Our first result lists the gene set name and description, the number of our genes which overlap with the gene set, and measures of significance (p-values and q-values). For example, we see that 28 genes out of the ~1300 amplified genes fall into the "chr3q27" category, which has 83 genes total. This result is significant (p-value = 1.72e-44). This suggests that the CNV regions associated with glioblastoma are enriched for genes duplicated on chromosomal region chr3q27. Similarly, 222 genes out of the ~8800 deleted genes fall into the "chr19q13" category, suggesting that glioblastoma is associated with deletions in this chromosomal region (p = 3.78e-135). This is just one example of a possible interpretation of these results.

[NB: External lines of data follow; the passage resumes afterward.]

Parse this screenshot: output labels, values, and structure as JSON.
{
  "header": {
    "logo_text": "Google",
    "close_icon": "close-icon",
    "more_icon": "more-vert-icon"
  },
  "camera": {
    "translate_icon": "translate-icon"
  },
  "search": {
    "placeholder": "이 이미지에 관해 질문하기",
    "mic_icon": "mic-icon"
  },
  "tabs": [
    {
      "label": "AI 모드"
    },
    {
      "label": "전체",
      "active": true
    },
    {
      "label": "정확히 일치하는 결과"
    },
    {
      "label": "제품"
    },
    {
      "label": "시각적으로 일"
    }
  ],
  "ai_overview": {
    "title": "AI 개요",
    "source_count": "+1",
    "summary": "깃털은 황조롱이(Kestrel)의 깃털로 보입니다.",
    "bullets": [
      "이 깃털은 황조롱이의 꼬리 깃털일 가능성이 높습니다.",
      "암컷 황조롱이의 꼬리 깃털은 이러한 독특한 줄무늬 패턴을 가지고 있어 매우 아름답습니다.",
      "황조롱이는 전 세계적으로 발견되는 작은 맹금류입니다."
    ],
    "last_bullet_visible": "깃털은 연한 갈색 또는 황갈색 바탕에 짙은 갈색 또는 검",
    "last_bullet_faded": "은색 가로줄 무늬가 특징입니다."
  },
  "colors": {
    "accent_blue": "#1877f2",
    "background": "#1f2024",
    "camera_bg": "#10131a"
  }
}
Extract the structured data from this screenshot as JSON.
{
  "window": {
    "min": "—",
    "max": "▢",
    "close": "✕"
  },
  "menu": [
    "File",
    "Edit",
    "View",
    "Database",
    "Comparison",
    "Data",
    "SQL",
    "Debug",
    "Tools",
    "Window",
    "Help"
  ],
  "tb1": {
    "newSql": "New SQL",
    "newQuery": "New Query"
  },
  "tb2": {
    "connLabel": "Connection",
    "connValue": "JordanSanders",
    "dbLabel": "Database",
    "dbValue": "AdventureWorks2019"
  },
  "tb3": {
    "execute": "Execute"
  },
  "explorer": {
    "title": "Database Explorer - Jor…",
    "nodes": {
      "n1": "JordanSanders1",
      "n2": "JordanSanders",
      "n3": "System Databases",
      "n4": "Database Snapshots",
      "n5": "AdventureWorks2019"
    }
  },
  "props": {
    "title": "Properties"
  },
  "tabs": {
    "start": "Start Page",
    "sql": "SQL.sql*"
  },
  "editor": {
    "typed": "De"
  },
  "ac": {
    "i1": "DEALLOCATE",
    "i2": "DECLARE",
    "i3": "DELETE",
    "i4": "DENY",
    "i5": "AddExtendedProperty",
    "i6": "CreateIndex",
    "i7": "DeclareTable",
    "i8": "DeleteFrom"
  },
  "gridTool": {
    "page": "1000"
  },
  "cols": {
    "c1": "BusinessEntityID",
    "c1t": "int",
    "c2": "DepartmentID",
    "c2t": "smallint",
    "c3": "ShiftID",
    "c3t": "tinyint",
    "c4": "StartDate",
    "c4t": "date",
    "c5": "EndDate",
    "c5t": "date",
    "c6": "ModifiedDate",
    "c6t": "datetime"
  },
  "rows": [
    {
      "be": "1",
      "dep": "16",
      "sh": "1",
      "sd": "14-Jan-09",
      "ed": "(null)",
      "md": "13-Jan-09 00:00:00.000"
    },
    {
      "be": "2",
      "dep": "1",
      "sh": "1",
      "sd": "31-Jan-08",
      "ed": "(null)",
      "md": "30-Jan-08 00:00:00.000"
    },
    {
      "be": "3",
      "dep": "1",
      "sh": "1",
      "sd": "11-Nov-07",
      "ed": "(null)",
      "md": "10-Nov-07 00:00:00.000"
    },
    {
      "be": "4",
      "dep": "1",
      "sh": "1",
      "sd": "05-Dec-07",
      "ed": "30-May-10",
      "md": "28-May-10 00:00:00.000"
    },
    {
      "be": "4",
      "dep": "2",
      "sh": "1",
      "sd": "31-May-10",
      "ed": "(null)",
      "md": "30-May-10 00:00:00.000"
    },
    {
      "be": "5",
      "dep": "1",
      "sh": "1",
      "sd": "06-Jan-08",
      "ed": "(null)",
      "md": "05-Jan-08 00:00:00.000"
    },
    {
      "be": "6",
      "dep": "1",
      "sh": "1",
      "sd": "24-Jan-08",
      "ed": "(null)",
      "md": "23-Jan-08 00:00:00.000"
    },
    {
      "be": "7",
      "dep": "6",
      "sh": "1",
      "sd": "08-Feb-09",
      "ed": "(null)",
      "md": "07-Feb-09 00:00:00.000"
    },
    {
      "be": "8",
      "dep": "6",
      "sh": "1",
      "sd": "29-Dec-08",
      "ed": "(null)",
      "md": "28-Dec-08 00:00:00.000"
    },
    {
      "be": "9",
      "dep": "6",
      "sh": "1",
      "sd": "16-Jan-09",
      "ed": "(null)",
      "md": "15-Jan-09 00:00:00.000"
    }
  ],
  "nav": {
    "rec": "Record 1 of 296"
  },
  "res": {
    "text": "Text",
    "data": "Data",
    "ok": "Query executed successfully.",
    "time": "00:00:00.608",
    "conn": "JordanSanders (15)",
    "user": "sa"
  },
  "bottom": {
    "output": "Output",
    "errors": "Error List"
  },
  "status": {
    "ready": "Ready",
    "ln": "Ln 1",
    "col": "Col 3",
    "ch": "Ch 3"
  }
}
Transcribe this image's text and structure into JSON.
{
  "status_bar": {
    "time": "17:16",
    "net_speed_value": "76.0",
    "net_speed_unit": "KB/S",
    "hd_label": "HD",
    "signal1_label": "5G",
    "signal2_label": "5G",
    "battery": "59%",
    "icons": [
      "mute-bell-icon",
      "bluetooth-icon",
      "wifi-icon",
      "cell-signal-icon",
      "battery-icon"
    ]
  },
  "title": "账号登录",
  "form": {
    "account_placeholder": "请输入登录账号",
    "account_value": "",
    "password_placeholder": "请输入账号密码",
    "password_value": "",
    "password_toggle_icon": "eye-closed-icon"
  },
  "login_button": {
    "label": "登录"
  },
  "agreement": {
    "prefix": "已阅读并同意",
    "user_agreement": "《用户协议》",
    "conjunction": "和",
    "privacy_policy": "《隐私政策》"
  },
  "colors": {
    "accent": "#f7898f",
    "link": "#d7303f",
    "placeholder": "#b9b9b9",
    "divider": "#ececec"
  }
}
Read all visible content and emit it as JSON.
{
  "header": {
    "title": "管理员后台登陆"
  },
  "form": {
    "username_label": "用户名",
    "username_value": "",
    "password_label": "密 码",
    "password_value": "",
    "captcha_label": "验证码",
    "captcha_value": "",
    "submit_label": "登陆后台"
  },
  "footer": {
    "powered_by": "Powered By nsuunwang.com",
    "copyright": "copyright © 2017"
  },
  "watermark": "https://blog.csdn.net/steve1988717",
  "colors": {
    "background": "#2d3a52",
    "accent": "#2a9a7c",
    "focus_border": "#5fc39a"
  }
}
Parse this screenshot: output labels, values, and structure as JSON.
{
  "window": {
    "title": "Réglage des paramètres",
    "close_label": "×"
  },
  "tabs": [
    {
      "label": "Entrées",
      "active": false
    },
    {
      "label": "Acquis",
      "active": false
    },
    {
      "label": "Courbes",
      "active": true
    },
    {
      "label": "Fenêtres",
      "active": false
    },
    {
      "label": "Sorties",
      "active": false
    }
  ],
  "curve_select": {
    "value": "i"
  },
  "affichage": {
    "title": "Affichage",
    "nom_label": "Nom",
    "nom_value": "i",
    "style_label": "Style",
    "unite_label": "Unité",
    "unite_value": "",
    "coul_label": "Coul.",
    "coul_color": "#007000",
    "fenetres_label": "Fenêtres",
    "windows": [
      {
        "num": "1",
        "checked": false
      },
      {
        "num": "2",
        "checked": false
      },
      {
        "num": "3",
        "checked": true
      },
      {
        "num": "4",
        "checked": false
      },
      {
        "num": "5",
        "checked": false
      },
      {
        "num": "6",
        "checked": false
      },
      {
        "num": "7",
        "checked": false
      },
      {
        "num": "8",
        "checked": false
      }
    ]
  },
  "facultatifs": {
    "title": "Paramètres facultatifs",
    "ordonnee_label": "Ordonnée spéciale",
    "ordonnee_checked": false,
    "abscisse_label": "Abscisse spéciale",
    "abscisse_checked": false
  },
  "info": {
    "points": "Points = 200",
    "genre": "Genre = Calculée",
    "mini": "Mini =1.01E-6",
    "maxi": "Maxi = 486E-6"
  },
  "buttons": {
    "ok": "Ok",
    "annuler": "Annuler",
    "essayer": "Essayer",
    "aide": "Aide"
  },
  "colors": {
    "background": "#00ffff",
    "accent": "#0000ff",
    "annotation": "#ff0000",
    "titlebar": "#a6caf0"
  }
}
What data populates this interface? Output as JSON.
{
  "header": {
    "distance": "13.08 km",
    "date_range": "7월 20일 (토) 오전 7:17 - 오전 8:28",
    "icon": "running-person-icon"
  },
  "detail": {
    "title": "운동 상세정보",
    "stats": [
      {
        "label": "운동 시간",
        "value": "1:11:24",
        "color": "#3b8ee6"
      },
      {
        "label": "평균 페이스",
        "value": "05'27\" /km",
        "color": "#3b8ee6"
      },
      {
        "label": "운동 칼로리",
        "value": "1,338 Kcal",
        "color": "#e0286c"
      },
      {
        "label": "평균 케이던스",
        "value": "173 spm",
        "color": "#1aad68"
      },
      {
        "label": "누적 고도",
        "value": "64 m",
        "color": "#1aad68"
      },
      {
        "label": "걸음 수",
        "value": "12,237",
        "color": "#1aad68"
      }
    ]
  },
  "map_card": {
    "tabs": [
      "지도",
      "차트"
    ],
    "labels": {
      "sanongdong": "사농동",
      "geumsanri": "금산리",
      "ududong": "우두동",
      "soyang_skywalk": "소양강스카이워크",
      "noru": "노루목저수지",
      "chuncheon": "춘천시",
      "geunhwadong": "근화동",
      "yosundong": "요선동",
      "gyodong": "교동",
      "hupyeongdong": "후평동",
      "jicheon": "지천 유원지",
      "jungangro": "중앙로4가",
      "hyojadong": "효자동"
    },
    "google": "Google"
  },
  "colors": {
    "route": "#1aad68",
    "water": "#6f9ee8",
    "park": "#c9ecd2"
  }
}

Screenshot: Example output of gene set overlap, including significance values, for amplified CNV regions.
Screenshot: Example output of gene set overlap, including significance values, for deleted CNV regions.

Our second result lists each gene by ID and Symbol, then highlights which of the top categories it is in. For example, the amplified gene CDK4 overlaps with 4 categories: TCGA_GLIOBLASTOMA_COPY_NUMBER_UP, NIKOLSKY_BREAST_CANCER_12Q13_Q21_AMPLICON, LOCKWOOD_AMPLIFIED_IN_LUNG_CANCER, and PUJANA_BRCA1_PCC_NETWORK. If we examine the categories, they suggest that CDK4 is amplified in glioblastoma, breast cancer, and lung cancer, and that CDK4 is a part of the BRCA1 regulatory network. Similarly, when we examine the deleted gene NUP62, we observe that it overlaps with 5 categories: chr19q13, CAGGTG_V$E12_Q6, GGGCGGR_V$SP1_Q6, PUJANA_BRCA1_PCC_NETWORK, and DANG_BOUND_BY_MYC. This suggests that NUP62 is in the chr19q13 chromosomal region, that it contains motifs CAGGTG and GGGCGGR, and that it is associated with the BRCA regulatory network and its promoter is bound by Myc.

Screenshot: Example output of annotation for each amplified gene.
Screenshot: Example output of annotation for each deleted gene.

These results suggest that our gene list is enriched for specific chromosomal regions and specific promoter region motifs, among other functional annotations. This suggests that functionally related genes are being duplicated in CNV regions in a cancer phenotype. However, the results in this example are not necessarily significant and are only a simple representation of possible results.